Matt Hancock’s 100,000-a-day testing pledge ‘could come back and bite him’ warns Downing Street insider as two flagship NHS diagnosis sites appear to lie empty
- Downing Street source has warned the coronavirus testing target was ‘irrational’
- Health secretary Matt Hancock pledged to test 100,000 people a day by May 1
- Britain testing at a rate of 5.54 people per 1,000 – 0.5 per cent of its population
- Both Twickenham stadium and Chessington virus test centres appeared empty
- Learn more about how to help people impacted by COVID
Matt Hancock’s target of testing 100,000 people a day for coronavirus ‘could come back and bite him’, Downing Street sources have reportedly warned.
The health secretary made the pledge on April 2 at a daily coronavirus press briefing, saying by May 1, Britain should be testing people at the rate of 100,000-a-day.
Currently the British Government is only testing medical workers and patients in hospitals suspected of having the virus.
Mr Johnson had earlier set a much more ambitious target of 250,000 tests-a-day during a briefing on Mach 19 before the lockdown as imposed, but he did not attach a date to when that would be achieved.
Health Secretary Matt Hancock leaving 10 Downing Street on Monday. He has been criticised by a Downing Street insider for setting a ‘arbitrary’ coronavirus testing target
A coronavirus test centre is seen (above) at Twickenham stadium in west London on Monday. Few cars appeared to be arriving at the centre that day
The test centre at Twickenham stadium yesterday appeared to be lying empty.
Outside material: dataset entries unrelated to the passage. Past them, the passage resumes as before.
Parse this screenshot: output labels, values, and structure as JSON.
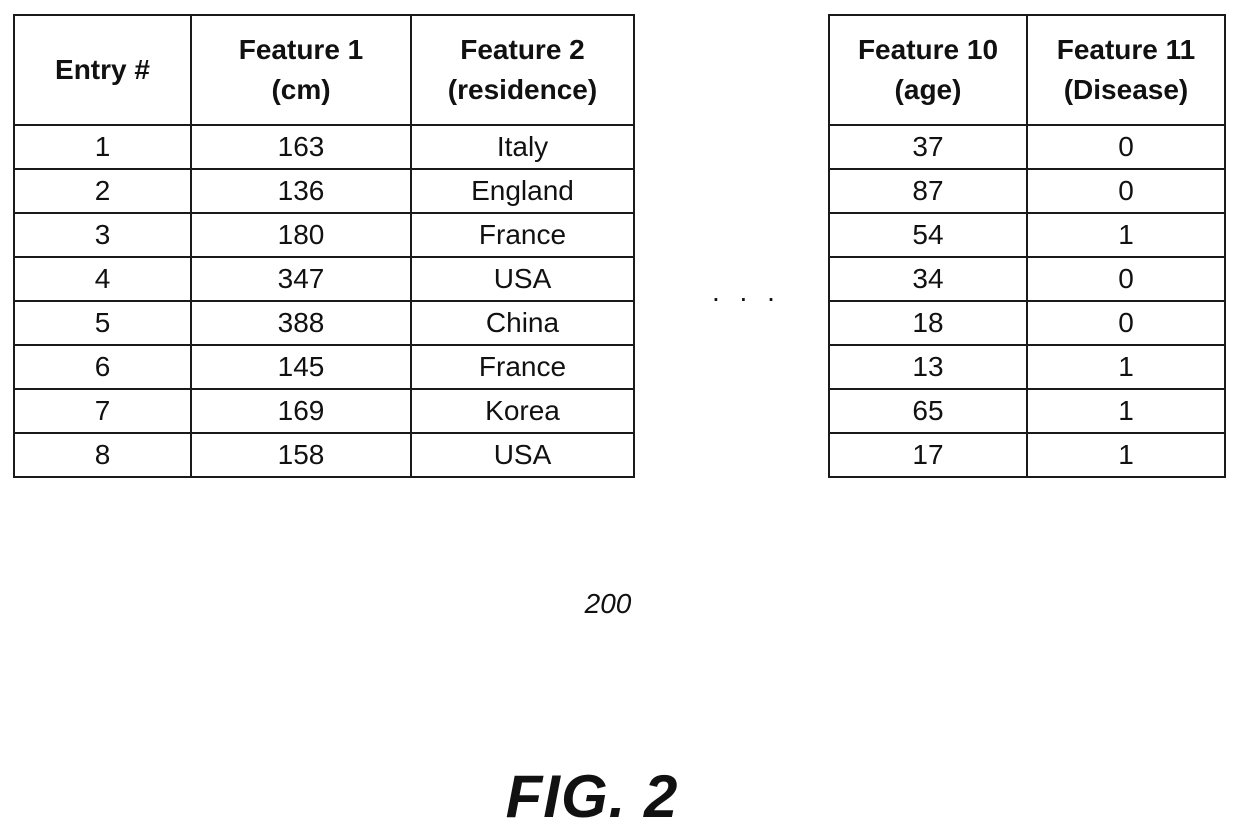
{
  "figure": {
    "reference_numeral": "200",
    "caption": "FIG. 2",
    "ellipsis": ". . ."
  },
  "left_table": {
    "headers": [
      [
        "Entry #"
      ],
      [
        "Feature 1",
        "(cm)"
      ],
      [
        "Feature 2",
        "(residence)"
      ]
    ],
    "rows": [
      [
        "1",
        "163",
        "Italy"
      ],
      [
        "2",
        "136",
        "England"
      ],
      [
        "3",
        "180",
        "France"
      ],
      [
        "4",
        "347",
        "USA"
      ],
      [
        "5",
        "388",
        "China"
      ],
      [
        "6",
        "145",
        "France"
      ],
      [
        "7",
        "169",
        "Korea"
      ],
      [
        "8",
        "158",
        "USA"
      ]
    ]
  },
  "right_table": {
    "headers": [
      [
        "Feature 10",
        "(age)"
      ],
      [
        "Feature 11",
        "(Disease)"
      ]
    ],
    "rows": [
      [
        "37",
        "0"
      ],
      [
        "87",
        "0"
      ],
      [
        "54",
        "1"
      ],
      [
        "34",
        "0"
      ],
      [
        "18",
        "0"
      ],
      [
        "13",
        "1"
      ],
      [
        "65",
        "1"
      ],
      [
        "17",
        "1"
      ]
    ]
  }
}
The UK is currently testing around 0.5 per cent of its population
Britain, with 125,000 confirmed cases of the disease, is testing 5.54 people per 1,000 – 0.5 per cent of its population – according to the latest figures.
The UK sits well below nations with similar rates of infection, including Italy, Germany and Spain, which are all testing more than 20 people per thousand, according to statistics compiled by Oxford-led researchers.
Early testing for COVID-19 and isolating those who are positive as well as those they have come into contact with, is seen by the World Health Organization as crucial to bringing the pandemic under control.
Two flagship NHS testing sites stood empty as pictures taken yesterday showed few people were arriving to give samples.
Both Twickenham rugby stadium and Chessington World of Adventures in west London did not appear to have many patients arriving on Monday.
A Downing Street insider criticised Mr Hancock’s testing target as ‘arbitrary’ and ‘irrational’.
A member of the military testing a person at a coronavirus test centre in the car park of Chessington World of Adventures on Saturday
A coronavirus test centre is seen at Twickenham stadium is pictured (above) on Monday
The source told the Telegraph: ‘The problem is with this arbitrary target. There is a faint irrationality behind it, just because there was a clamour for mass testing. Hancock’s 100,000 target was a response to criticism in the media, and he decided to crank out tests regardless.
‘Hancock’s not had a good crisis. The Prime Minister will say he has confidence in him, but it doesn’t feel like that.
‘He set out to buy time by setting this target, and it threatens to come back to bite him. The 100,000 figure was Hancock’s idea, but he made that figure up.’
Despite the slow testing rate, cabinet minister Michael Gove at the weekend insisted the Government remained ‘on course’ to hit the target set by Health Secretary Matt Hancock.
But Sir Jeremy Farrar, director of the Wellcome Trust scientific research institute in London, said the Government had been too slow to increase testing.
Prime Minister Boris Johnson (pictured) chairing a cabinet meeting in Sunderland in January
He said: ‘If you look at what has happened in Korea and Singapore and indeed in Germany, there was a much quicker ramping up of testing.
‘Testing will be critical as we come out of this epidemic.’
So far, Public Health England has maxed out at around 22,000 tests in a single day.
There is lab space to conduct 38,000 tests a day – but barely half of those are being carried out.
This is partly because, having created capacity to test patients and NHS staff, ministers were too slow to expand the scope of programme to other vulnerable patients or front line workers.
Scientists also say there is a shortage of key chemicals and swabs which are vital to carrying out the tests.